Steter Tropfen höhlt den Stein: Prof. Dr. Bertolt Meyer, Professor für Organisations- und Wirtschaftspsychologie an der Technischen Universität Chemnitz, wird nicht müde, auf den hohen Nutzen der Gesundheitsförderung am Arbeitsplatz hinzuweisen. Denn Betriebliches Gesundheitsmanagement zahlt sich aus – auch in barer Münze. Dies müsse den Unternehmen immer wieder vorgebetet werden, so der Psychologe. Angesichts der politischen Schützenhilfe in Form des neuen Präventionsgesetzes ist er insgesamt „vorsichtig optimistisch“, dass Arbeitgeber künftig auch die psychischen Belastungen richtig einschätzen und konkret angehen. Allerdings werde aktuell zu viel Verhaltens-statt Verhältnisprävention betrieben, beklagt der Keynote-Speaker der Corporate Health Convention 2016 im Interview.

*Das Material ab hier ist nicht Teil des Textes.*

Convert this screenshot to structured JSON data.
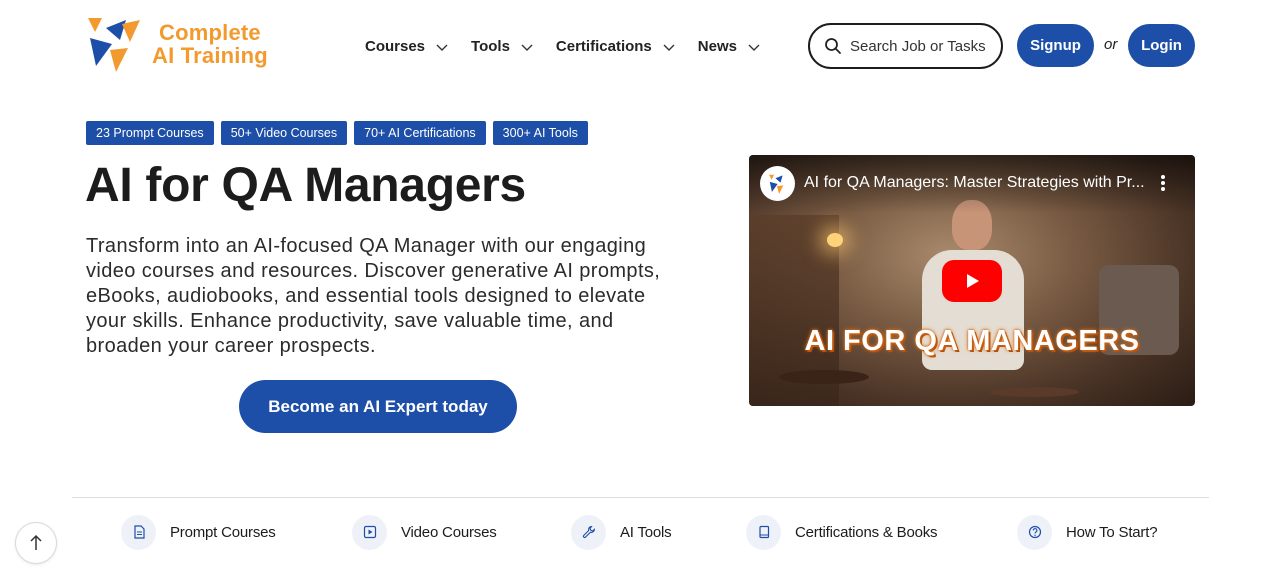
{
  "brand": {
    "line1": "Complete",
    "line2": "AI Training",
    "color": "#f39a2f"
  },
  "nav": {
    "items": [
      {
        "label": "Courses",
        "icon": "chevron-down-icon"
      },
      {
        "label": "Tools",
        "icon": "chevron-down-icon"
      },
      {
        "label": "Certifications",
        "icon": "chevron-down-icon"
      },
      {
        "label": "News",
        "icon": "chevron-down-icon"
      }
    ]
  },
  "search": {
    "placeholder": "Search Job or Tasks",
    "icon": "search-icon"
  },
  "auth": {
    "signup": "Signup",
    "or": "or",
    "login": "Login"
  },
  "badges": [
    "23 Prompt Courses",
    "50+ Video Courses",
    "70+ AI Certifications",
    "300+ AI Tools"
  ],
  "hero": {
    "title": "AI for QA Managers",
    "description": "Transform into an AI-focused QA Manager with our engaging video courses and resources. Discover generative AI prompts, eBooks, audiobooks, and essential tools designed to elevate your skills. Enhance productivity, save valuable time, and broaden your career prospects.",
    "cta": "Become an AI Expert today"
  },
  "video": {
    "title": "AI for QA Managers: Master Strategies with Pr...",
    "overlay_text": "AI FOR QA MANAGERS",
    "play_color": "#ff0000"
  },
  "features": [
    {
      "label": "Prompt Courses",
      "icon": "document-icon"
    },
    {
      "label": "Video Courses",
      "icon": "play-square-icon"
    },
    {
      "label": "AI Tools",
      "icon": "wrench-icon"
    },
    {
      "label": "Certifications & Books",
      "icon": "book-icon"
    },
    {
      "label": "How To Start?",
      "icon": "question-icon"
    }
  ],
  "colors": {
    "primary": "#1d4fa8",
    "accent": "#f39a2f"
  }
}
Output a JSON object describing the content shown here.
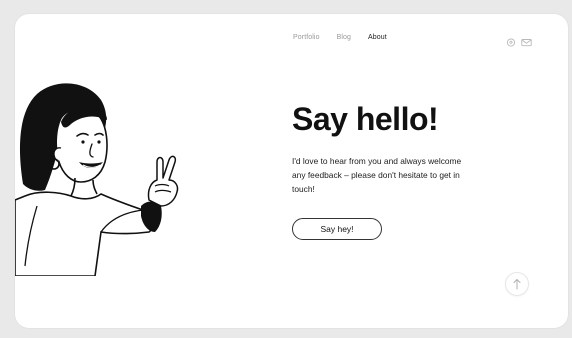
{
  "nav": {
    "items": [
      {
        "label": "Portfolio",
        "active": false
      },
      {
        "label": "Blog",
        "active": false
      },
      {
        "label": "About",
        "active": true
      }
    ]
  },
  "icons": {
    "location": "map-pin-icon",
    "mail": "mail-icon",
    "scroll_top": "arrow-up-icon"
  },
  "hero": {
    "headline": "Say hello!",
    "body": "I'd love to hear from you and always welcome any feedback – please don't hesitate to get in touch!",
    "cta_label": "Say hey!"
  },
  "colors": {
    "accent": "#111111",
    "muted_text": "#9a9a9a",
    "background": "#ffffff"
  }
}
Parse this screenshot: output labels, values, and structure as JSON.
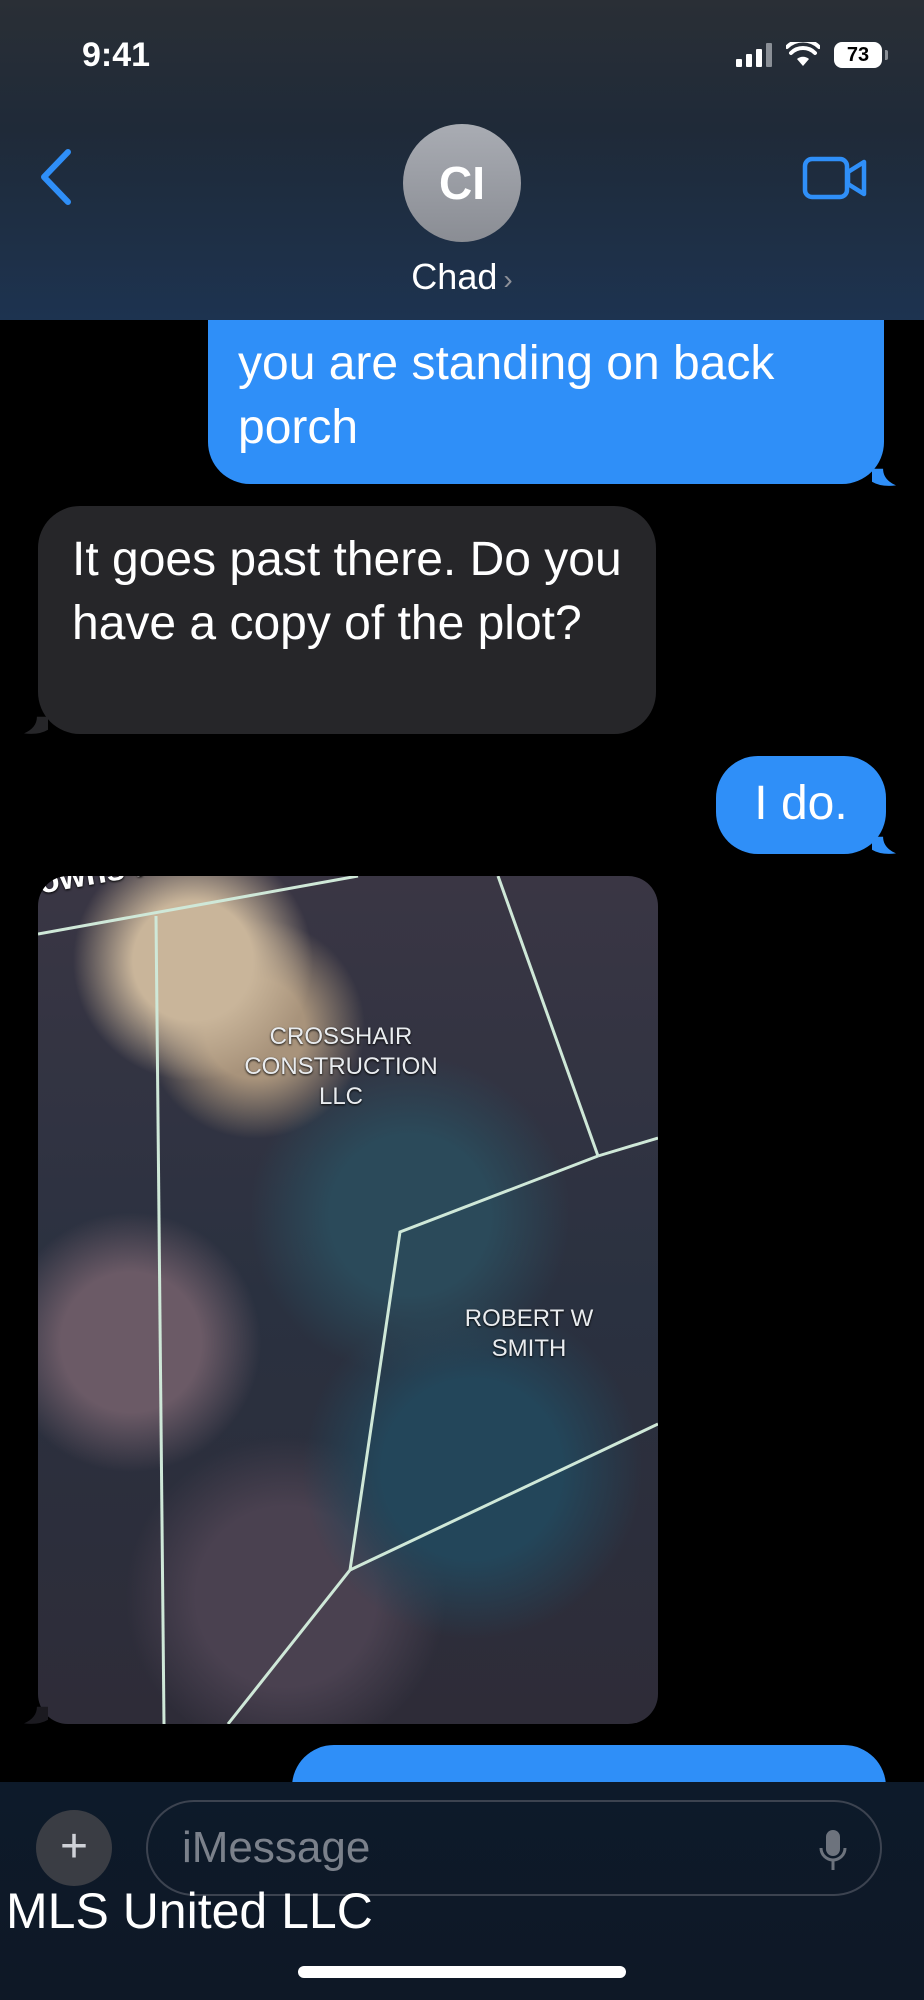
{
  "status_bar": {
    "time": "9:41",
    "battery": "73"
  },
  "header": {
    "avatar_initials": "CI",
    "contact_name": "Chad",
    "chevron": "›"
  },
  "messages": [
    {
      "type": "sent",
      "text": "you are standing on back porch"
    },
    {
      "type": "received",
      "text": "It goes past there. Do you have a copy of the plot?"
    },
    {
      "type": "sent",
      "text": "I do."
    }
  ],
  "image_message": {
    "road_label": "owns Ferry",
    "parcels": [
      "CROSSHAIR CONSTRUCTION LLC",
      "ROBERT W SMITH"
    ]
  },
  "composer": {
    "placeholder": "iMessage",
    "plus": "+"
  },
  "watermark": "MLS United LLC",
  "colors": {
    "sent_bubble": "#2f8ff8",
    "received_bubble": "#262629",
    "accent": "#2f8ff8"
  },
  "icons": [
    "back-chevron-icon",
    "video-camera-icon",
    "mic-icon",
    "plus-icon",
    "signal-icon",
    "wifi-icon",
    "battery-icon"
  ]
}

Laut DAK-Gesundheitsreport waren psychische Erkrankungen 2015 die dritthäufigste Ursache für Krankschreibungen. Sie verursachen zudem lange Fehlzeiten. Was glauben Sie: Stehen sie demnächst gar auf Platz eins?

Wenn die Entwicklung so weitergeht, kann das passieren. In den letzten zehn Jahren haben sich die Fehltage aufgrund psychischer Erkrankungen mehr als verdoppelt. Diese Zuwachsrate ist besorgniserregend. Sie ist viel höher als in allen anderen Diagnosegruppen, in denen die Krankheitstage entweder stagnieren oder rückläufig sind – Stichwort Betriebsunfälle. Deswegen erscheint es mir an der Zeit, dass wir hier groß angelegt gegensteuern.

Was bedingt aus Ihrer Sicht diesen Anstieg?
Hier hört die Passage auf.